À l’opposé, John Maynard Keynes (1883-1946), aussi un économiste britannique, est le père de l’interventionnisme étatique en économie. Son ouvrage majeur publié en 1936, The General Theory of Employment, Interest and Money, démontre la relation entre l’emploi, le taux d’intérêt et la politique monétaire, et propose la pensée économique qui favorise l’intervention active de l’État à certains moments de la conjoncture économique pour assurer le plein emploi. C’est la théorie appelée « keynésianisme », qui s’oppose au libéralisme économique de Smith et qui a eu une influence majeure sur les politiques économiques en Occident depuis la Dernière Guerre. C’est cette théorie qui est à la base des interventions massives des États actuellement pour faire face à la crise financière et économique qui sévit maintenant à travers le monde.

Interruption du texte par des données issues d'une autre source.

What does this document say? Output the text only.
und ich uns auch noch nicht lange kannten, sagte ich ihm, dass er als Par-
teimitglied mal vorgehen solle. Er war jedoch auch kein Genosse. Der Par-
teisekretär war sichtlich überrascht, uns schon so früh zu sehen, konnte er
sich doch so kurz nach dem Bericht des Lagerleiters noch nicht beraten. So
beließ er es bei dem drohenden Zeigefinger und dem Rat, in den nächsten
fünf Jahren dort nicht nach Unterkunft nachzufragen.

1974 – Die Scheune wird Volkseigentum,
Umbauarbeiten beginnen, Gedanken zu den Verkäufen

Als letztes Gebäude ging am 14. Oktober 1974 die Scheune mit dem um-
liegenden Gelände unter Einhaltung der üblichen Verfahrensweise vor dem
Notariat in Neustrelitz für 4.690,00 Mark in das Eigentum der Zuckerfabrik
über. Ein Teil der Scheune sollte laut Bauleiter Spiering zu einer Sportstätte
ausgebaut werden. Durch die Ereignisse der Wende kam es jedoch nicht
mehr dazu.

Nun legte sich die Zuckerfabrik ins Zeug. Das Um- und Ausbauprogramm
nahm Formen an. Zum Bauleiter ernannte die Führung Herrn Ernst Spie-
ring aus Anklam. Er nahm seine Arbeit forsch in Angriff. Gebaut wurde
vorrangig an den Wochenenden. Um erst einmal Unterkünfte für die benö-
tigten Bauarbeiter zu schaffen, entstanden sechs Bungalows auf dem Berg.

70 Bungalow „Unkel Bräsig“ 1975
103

Entre les deux, bien sûr, Karl Marx (1818-1883), Allemand d’origine, mais qui a vécu une grande partie de sa vie active à Paris, fut l’inspirateur du « marxisme » qui a marqué tout le 20e siècle. Dans son œuvre principale Le Capital, publiée en 1867, Marx développe l’idée de l’aliénation et de l’exploitation du travailleur, la notion de prolétariat et son fameux « Prolétaires de tous les pays, unissez-vous! ». Communiste convaincu et militant, c’est lui qui a donné à ce mouvement du siècle dernier toute sa crédibilité, philosophie socioéconomique qui s’est effondrée avec le mur de Berlin.

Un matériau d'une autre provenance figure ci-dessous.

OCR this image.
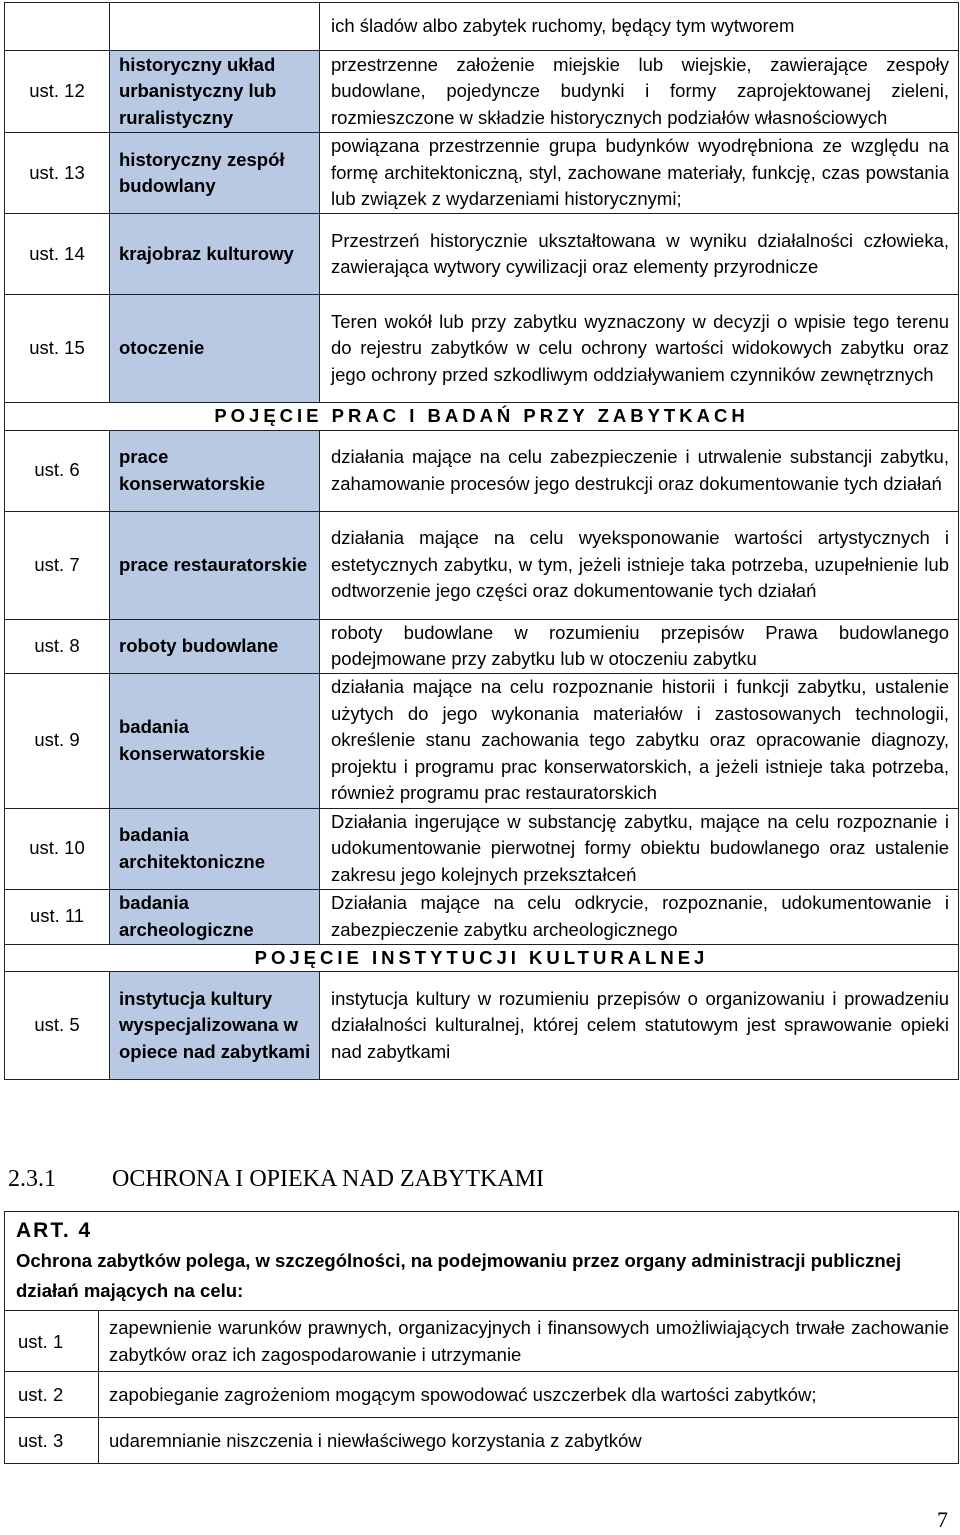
		ich śladów albo zabytek ruchomy, będący tym wytworem
ust. 12	historyczny układ urbanistyczny lub ruralistyczny	przestrzenne założenie miejskie lub wiejskie, zawierające zespoły budowlane, pojedyncze budynki i formy zaprojektowanej zieleni, rozmieszczone w składzie historycznych podziałów własnościowych
ust. 13	historyczny zespół budowlany	powiązana przestrzennie grupa budynków wyodrębniona ze względu na formę architektoniczną, styl, zachowane materiały, funkcję, czas powstania lub związek z wydarzeniami historycznymi;
ust. 14	krajobraz kulturowy	Przestrzeń historycznie ukształtowana w wyniku działalności człowieka, zawierająca wytwory cywilizacji oraz elementy przyrodnicze
ust. 15	otoczenie	Teren wokół lub przy zabytku wyznaczony w decyzji o wpisie tego terenu do rejestru zabytków w celu ochrony wartości widokowych zabytku oraz jego ochrony przed szkodliwym oddziaływaniem czynników zewnętrznych
POJĘCIE PRAC I BADAŃ PRZY ZABYTKACH		
ust. 6	prace konserwatorskie	działania mające na celu zabezpieczenie i utrwalenie substancji zabytku, zahamowanie procesów jego destrukcji oraz dokumentowanie tych działań
ust. 7	prace restauratorskie	działania mające na celu wyeksponowanie wartości artystycznych i estetycznych zabytku, w tym, jeżeli istnieje taka potrzeba, uzupełnienie lub odtworzenie jego części oraz dokumentowanie tych działań
ust. 8	roboty budowlane	roboty budowlane w rozumieniu przepisów Prawa budowlanego podejmowane przy zabytku lub w otoczeniu zabytku
ust. 9	badania konserwatorskie	działania mające na celu rozpoznanie historii i funkcji zabytku, ustalenie użytych do jego wykonania materiałów i zastosowanych technologii, określenie stanu zachowania tego zabytku oraz opracowanie diagnozy, projektu i programu prac konserwatorskich, a jeżeli istnieje taka potrzeba, również programu prac restauratorskich
ust. 10	badania architektoniczne	Działania ingerujące w substancję zabytku, mające na celu rozpoznanie i udokumentowanie pierwotnej formy obiektu budowlanego oraz ustalenie zakresu jego kolejnych przekształceń
ust. 11	badania archeologiczne	Działania mające na celu odkrycie, rozpoznanie, udokumentowanie i zabezpieczenie zabytku archeologicznego
POJĘCIE INSTYTUCJI KULTURALNEJ		
ust. 5	instytucja kultury wyspecjalizowana w opiece nad zabytkami	instytucja kultury w rozumieniu przepisów o organizowaniu i prowadzeniu działalności kulturalnej, której celem statutowym jest sprawowanie opieki nad zabytkami
2.3.1 OCHRONA I OPIEKA NAD ZABYTKAMI
ART. 4
Ochrona zabytków polega, w szczególności, na podejmowaniu przez organy administracji publicznej działań mających na celu:	

ust. 1	zapewnienie warunków prawnych, organizacyjnych i finansowych umożliwiających trwałe zachowanie zabytków oraz ich zagospodarowanie i utrzymanie
ust. 2	zapobieganie zagrożeniom mogącym spowodować uszczerbek dla wartości zabytków;
ust. 3	udaremnianie niszczenia i niewłaściwego korzystania z zabytków
7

Milton Friedman (1912-2006), prix Nobel d’économie en 1976 et professeur d’économie à l’Université de Chicago, est reconnu comme le fondateur du monétarisme. Cette doctrine met l’accent sur l’ajustement monétaire mondial qui découle des données d’activité économique et des prix. Son approche, opposée à celle de Keynes, est à l’origine du courant récent de néolibéralisme qui soutient la théorie du libre marché, utopie dont l’écroulement récent des marchés fait la preuve.

John Forbes Nash (1928), mathématicien américain, prix Nobel d’économie en 1994, s’est distingué par son apport à la science économique dans son livre intitulé The Theory of Games and Economic Behavior publié en 1944, et par ses travaux sur la théorie de l’équilibre dans les jeux non coopératifs et l’économie. Un excellent film (A Beautiful Mind) a raconté l’histoire de ce savant dont la carrière fut interrompue par une schizophrénie paranoïde qui s’est manifestée dès l’âge de 30 ans.

Enfin, un économiste canadien, John Kenneth Galbraith (1908-2006), a eu une influence marquante sur les politiques économiques mondiales et sur tous les présidents américains depuis Roosevelt jusqu’à Lyndon B. Johnson, et en particulier sur l’adoption du plan Marshall pour la reconstruction de l’Europe d’après-guerre en 1948. Professeur à l’Université Harvard, il a développé la théorie économique de la filière inversée, selon laquelle ce sont les entreprises qui imposent les produits aux consommateurs, et non l’inverse, et que de ce fait ces derniers se retrouvent prisonniers de la technostructure administrative des entreprises.